804-A DAMA DE NEGRO -

Américo viajava por todo o interior do país à cata de velharias. A loja de antiguidades em São Paulo, Antiquário & Raridades, gerida pelo sócio Vilela, exigia constante reposição do estoque, e ele se esforçava por adquirir peças cada vez mais valiosas, ou seja, cada vez mais antigas.

Nessa busca incessante, ia a lugares muito estranhos: periferias das cidades, fazendas antigas (algumas até em ruínas), velhas igrejas, estações ferroviárias desativadas, enfim, todos locais onde uma vez houvera gente, movimento, vida.

Não titubeava nem mesmo ante as histórias tétricas que geralmente estavam ligadas a tais locais.

“Qual o quê, amigo” – costuma replicar – “essas lendas até me favorecem na hora da venda. Acrescenta um charme, um pedigree à velharia”.

Soubesse ele da lenda (ou talvez soubesse e não deu atenção) que corria de boca em boca a respeito da velha mansão dos Correias, jamais teria se aventurado pelas bandas do Alto da Boa Vista, bairro antigo de Itapararé, no interior de Minas.

Marcara uma visita à casa do Comendador Miranda, mas quando chegara, o homem havia ido para a fazenda, e ninguém no casarão se prestou a mostrar-lhe os objetos que o comendador queria vender.

Entardecia e as sombras das arvores se alongavam, escurecendo o pequeno parque defronte à casa do comendador.
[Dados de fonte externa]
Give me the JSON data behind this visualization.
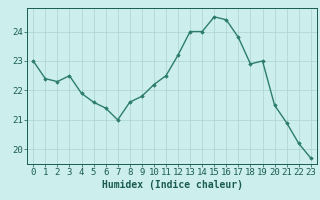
{
  "x": [
    0,
    1,
    2,
    3,
    4,
    5,
    6,
    7,
    8,
    9,
    10,
    11,
    12,
    13,
    14,
    15,
    16,
    17,
    18,
    19,
    20,
    21,
    22,
    23
  ],
  "y": [
    23.0,
    22.4,
    22.3,
    22.5,
    21.9,
    21.6,
    21.4,
    21.0,
    21.6,
    21.8,
    22.2,
    22.5,
    23.2,
    24.0,
    24.0,
    24.5,
    24.4,
    23.8,
    22.9,
    23.0,
    21.5,
    20.9,
    20.2,
    19.7
  ],
  "line_color": "#2d7d6e",
  "marker": "D",
  "marker_size": 1.8,
  "bg_color": "#cceeed",
  "grid_color": "#aad4d0",
  "xlabel": "Humidex (Indice chaleur)",
  "ylabel": "",
  "ylim": [
    19.5,
    24.8
  ],
  "yticks": [
    20,
    21,
    22,
    23,
    24
  ],
  "xticks": [
    0,
    1,
    2,
    3,
    4,
    5,
    6,
    7,
    8,
    9,
    10,
    11,
    12,
    13,
    14,
    15,
    16,
    17,
    18,
    19,
    20,
    21,
    22,
    23
  ],
  "xlabel_fontsize": 7,
  "tick_fontsize": 6.5,
  "tick_color": "#1a5c52",
  "axis_color": "#1a5c52",
  "linewidth": 1.0
}
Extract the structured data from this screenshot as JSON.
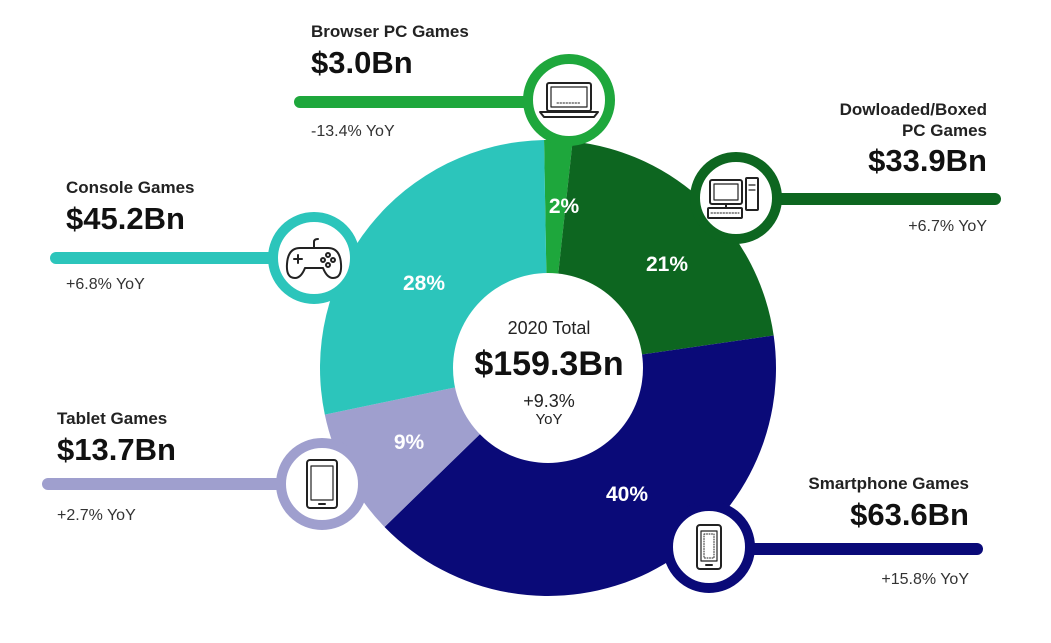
{
  "chart_data": {
    "type": "pie",
    "center": {
      "label": "2020 Total",
      "value": "$159.3Bn",
      "yoy_line1": "+9.3%",
      "yoy_line2": "YoY"
    },
    "segments": [
      {
        "key": "browser",
        "name": "Browser PC Games",
        "value_label": "$3.0Bn",
        "value": 3.0,
        "percent": 2,
        "percent_label": "2%",
        "yoy": "-13.4% YoY",
        "color": "#1ea73c",
        "icon": "laptop-icon"
      },
      {
        "key": "downloaded",
        "name": "Dowloaded/Boxed PC Games",
        "name_line1": "Dowloaded/Boxed",
        "name_line2": "PC Games",
        "value_label": "$33.9Bn",
        "value": 33.9,
        "percent": 21,
        "percent_label": "21%",
        "yoy": "+6.7% YoY",
        "color": "#0d6620",
        "icon": "desktop-computer-icon"
      },
      {
        "key": "smartphone",
        "name": "Smartphone Games",
        "value_label": "$63.6Bn",
        "value": 63.6,
        "percent": 40,
        "percent_label": "40%",
        "yoy": "+15.8% YoY",
        "color": "#0a0a78",
        "icon": "smartphone-icon"
      },
      {
        "key": "tablet",
        "name": "Tablet Games",
        "value_label": "$13.7Bn",
        "value": 13.7,
        "percent": 9,
        "percent_label": "9%",
        "yoy": "+2.7% YoY",
        "color": "#9f9fce",
        "icon": "tablet-icon"
      },
      {
        "key": "console",
        "name": "Console Games",
        "value_label": "$45.2Bn",
        "value": 45.2,
        "percent": 28,
        "percent_label": "28%",
        "yoy": "+6.8% YoY",
        "color": "#2cc5bb",
        "icon": "gamepad-icon"
      }
    ]
  }
}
O local parecia ser refrescante, e Américo procurou um banco para sentar-se.

A sensação de refrigério transformou-se num arrepio de frio que percorreu seu corpo, e as árvores se agitaram pelo vento enregelado. Ao mesmo tempo em que as sombras do entardecer se transformaram em escuridão.

Levantou-se para deixar o local. Já se encontrava quase à saída do parque sombrio quando seu olhar cruzou com o de uma impressionante figura feminina. Primeiro, pelo intenso fulgor dos olhos, que nele se fixaram com intensidade e cheio de significado. Em segundo, pela circunstância: uma mulher com trajes luxuosos, transitando sozinha naquela hora, um tanto tardia para passeios por parques ou jardins.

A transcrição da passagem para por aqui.